The evening sun pours through the apartment windows at a low angle, softening everything it touches. Dust motes drift lazily through the golden light, turning the quiet living room into something almost sacred. Dabi sits cross-legged on the floor with his back against the couch, the warmth brushing over his scarred skin in a way that feels unfamiliar—almost undeserved. He isn’t used to gentleness. He doesn’t trust it when it finds him.
Beside him, {{user}} sits with intense concentration, small hands fumbling carefully as they stack wooden blocks one by one. Their messy hair—too familiar, too close to memories Dabi tries not to pick at—falls into their eyes as they lean closer to their work. Dabi watches from the corner of his vision, cataloging every small movement without realizing it. Five years old. Created in a lab. A test tube baby left behind in the chaos after All For One’s fall, written off as another failed experiment. Another weapon that never got used.
They left you, Dabi thinks, jaw tightening. Just like—
He cuts the thought off before it can finish forming. Some memories don’t deserve air.
Without really meaning to, his hand lifts and ruffles {{user}}’s hair. They still for half a second, startled, then relax into the touch like it belongs there. That small, wordless trust hits Dabi harder than any fight ever has. He swallows and forces his expression back into something neutral. He isn’t built for this. He knows that. He’s too sharp-edged, too burned down to the studs. And yet here he is, sitting on the floor like a normal guy, watching a child build a tower of blocks.
A future, the thought whispers. He ignores it.
From the kitchen comes the faint clink of a mug being set down before Hawks’ voice ever enters the room. Hawks strolls in, wings folded neatly behind him, feathers relaxed instead of half-spread and restless like they used to be. That alone says more than he ever could. He takes in the scene—Dabi on the floor, {{user}} quietly playing, sunlight wrapped around both of them—and something warm and fragile blooms in his chest.
This is real, Hawks thinks. It’s actually real.
He flops onto the couch with practiced ease, stretching out like he belongs there, like he isn’t constantly waiting for the world to rip this away. “You two look cozy,” he says lightly, though his gaze softens despite himself. “Should I be jealous?”
Dabi snorts, the corner of his mouth lifting just enough to count. “Yeah. They’re replacing you.”
Hawks laughs, the sound genuine and easy, and leans forward to ruffle {{user}}’s hair the same way Dabi did. {{user}} looks up at them, eyes darting between the two adults, brow furrowed as they try to make sense of the exchange. Hawks’ chest tightens at the sight. They’re still learning how people work, he thinks. Still learning what jokes are. What safety feels like.
“Your dad’s tough,” Hawks says gently, “but he’s a softie.”

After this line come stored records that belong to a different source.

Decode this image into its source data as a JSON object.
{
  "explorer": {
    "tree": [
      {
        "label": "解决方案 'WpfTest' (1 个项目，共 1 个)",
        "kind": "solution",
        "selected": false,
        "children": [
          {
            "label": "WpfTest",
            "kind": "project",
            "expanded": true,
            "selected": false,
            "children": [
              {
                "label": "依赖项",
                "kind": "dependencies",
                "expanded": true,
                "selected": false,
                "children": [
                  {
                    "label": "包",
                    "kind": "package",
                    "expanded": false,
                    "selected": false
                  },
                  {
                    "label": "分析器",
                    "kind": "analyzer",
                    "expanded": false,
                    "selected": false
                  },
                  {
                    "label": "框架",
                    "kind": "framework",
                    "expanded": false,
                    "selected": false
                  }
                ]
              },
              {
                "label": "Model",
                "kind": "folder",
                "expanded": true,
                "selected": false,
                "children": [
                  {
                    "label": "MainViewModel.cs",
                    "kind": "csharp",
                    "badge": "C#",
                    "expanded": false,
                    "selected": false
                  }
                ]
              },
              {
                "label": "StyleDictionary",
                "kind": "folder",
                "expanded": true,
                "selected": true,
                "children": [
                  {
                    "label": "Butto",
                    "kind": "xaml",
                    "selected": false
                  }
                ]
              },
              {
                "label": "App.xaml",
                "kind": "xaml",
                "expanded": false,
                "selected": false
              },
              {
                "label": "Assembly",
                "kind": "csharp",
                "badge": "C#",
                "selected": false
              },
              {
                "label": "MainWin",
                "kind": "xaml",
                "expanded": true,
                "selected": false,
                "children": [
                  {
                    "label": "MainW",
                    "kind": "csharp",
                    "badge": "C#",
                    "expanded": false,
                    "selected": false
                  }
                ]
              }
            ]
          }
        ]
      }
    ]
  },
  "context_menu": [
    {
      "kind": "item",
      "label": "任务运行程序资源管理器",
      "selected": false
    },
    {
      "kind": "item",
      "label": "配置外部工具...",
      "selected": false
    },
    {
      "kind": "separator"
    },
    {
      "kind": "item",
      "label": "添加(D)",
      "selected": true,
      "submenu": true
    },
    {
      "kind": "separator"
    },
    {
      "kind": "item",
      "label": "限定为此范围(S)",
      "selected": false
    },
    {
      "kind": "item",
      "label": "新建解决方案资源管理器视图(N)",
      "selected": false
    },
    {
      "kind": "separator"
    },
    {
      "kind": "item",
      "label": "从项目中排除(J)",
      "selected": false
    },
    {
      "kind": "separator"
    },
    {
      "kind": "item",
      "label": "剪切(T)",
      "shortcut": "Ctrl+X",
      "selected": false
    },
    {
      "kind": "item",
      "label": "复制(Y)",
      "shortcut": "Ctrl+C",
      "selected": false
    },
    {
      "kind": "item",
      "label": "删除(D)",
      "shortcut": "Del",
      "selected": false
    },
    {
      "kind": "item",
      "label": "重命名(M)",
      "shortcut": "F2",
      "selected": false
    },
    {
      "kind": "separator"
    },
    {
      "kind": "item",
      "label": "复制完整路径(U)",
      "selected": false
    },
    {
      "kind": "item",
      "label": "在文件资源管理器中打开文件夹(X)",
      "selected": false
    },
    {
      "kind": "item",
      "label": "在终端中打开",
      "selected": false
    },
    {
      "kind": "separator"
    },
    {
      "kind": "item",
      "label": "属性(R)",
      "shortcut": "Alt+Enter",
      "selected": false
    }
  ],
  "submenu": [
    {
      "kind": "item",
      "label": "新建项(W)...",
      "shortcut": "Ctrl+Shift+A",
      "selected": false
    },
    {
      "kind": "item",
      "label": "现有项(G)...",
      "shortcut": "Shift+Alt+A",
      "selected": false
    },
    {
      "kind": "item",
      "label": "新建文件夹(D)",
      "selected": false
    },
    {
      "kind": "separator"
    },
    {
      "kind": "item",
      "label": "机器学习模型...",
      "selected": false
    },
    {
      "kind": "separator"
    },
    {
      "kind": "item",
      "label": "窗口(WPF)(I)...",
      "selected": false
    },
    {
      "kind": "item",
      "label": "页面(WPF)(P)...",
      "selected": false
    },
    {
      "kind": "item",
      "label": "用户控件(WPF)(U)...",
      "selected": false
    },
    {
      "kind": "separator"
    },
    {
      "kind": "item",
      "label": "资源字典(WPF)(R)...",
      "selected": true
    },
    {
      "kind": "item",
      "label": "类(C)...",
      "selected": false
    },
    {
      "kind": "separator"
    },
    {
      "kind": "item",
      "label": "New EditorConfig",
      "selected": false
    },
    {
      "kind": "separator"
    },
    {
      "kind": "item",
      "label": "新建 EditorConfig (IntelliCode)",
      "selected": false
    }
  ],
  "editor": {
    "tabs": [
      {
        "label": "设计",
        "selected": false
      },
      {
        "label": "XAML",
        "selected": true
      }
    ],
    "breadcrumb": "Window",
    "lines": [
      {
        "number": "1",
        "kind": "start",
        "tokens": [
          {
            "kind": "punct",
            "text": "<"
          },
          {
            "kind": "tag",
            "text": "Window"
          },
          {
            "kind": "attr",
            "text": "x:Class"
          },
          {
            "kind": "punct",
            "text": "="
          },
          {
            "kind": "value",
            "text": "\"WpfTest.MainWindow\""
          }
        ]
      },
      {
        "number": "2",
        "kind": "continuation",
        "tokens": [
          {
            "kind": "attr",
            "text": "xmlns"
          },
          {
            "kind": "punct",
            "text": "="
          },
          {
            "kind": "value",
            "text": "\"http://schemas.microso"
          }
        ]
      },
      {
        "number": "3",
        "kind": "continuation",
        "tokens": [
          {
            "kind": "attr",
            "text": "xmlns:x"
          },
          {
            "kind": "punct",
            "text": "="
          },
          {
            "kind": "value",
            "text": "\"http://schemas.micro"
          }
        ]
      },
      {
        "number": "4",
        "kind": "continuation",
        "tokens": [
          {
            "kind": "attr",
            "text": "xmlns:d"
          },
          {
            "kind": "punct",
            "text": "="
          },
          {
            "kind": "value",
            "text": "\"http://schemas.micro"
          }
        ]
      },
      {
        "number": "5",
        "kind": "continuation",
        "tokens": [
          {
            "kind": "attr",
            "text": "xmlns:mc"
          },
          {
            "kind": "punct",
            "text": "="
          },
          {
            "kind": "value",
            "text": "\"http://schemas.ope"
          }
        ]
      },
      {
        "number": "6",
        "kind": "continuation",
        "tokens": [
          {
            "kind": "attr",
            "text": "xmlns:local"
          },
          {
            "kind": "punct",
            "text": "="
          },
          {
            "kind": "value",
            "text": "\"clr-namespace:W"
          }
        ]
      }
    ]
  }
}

Dabi shoots him a look. “Watch it.”
But Hawks hears what isn’t being said—the way Dabi doesn’t pull away, the way he stays right there, solid and present. {{user}} goes back to stacking their blocks, tongue peeking out slightly in concentration. The tower wobbles, nearly falls, then steadies. Dabi exhales slowly, eyes tracking every careful movement.
“I still can’t believe we’re doing this,” he says.
The words carry more than disbelief. They’re heavy with fear, with responsibility, with ghosts that refuse to stay buried. Hawks shifts closer, his knee brushing Dabi’s shoulder. He can feel the tension radiating off him, sharp and familiar. Hawks has seen Dabi face villains head-on, flames roaring, body burning. Somehow, this scares him more.
“Parenting?” Hawks says quietly. “Yeah. Me neither.”
He leans down and presses a soft kiss to Dabi’s temple. Dabi freezes for half a second, then lets himself lean into it. Hawks stays there just long enough to ground him, just long enough to remind him he isn’t doing this alone.
“But look at them,” Hawks continues. “They’re safe. They’re learning. And somehow… so are we.”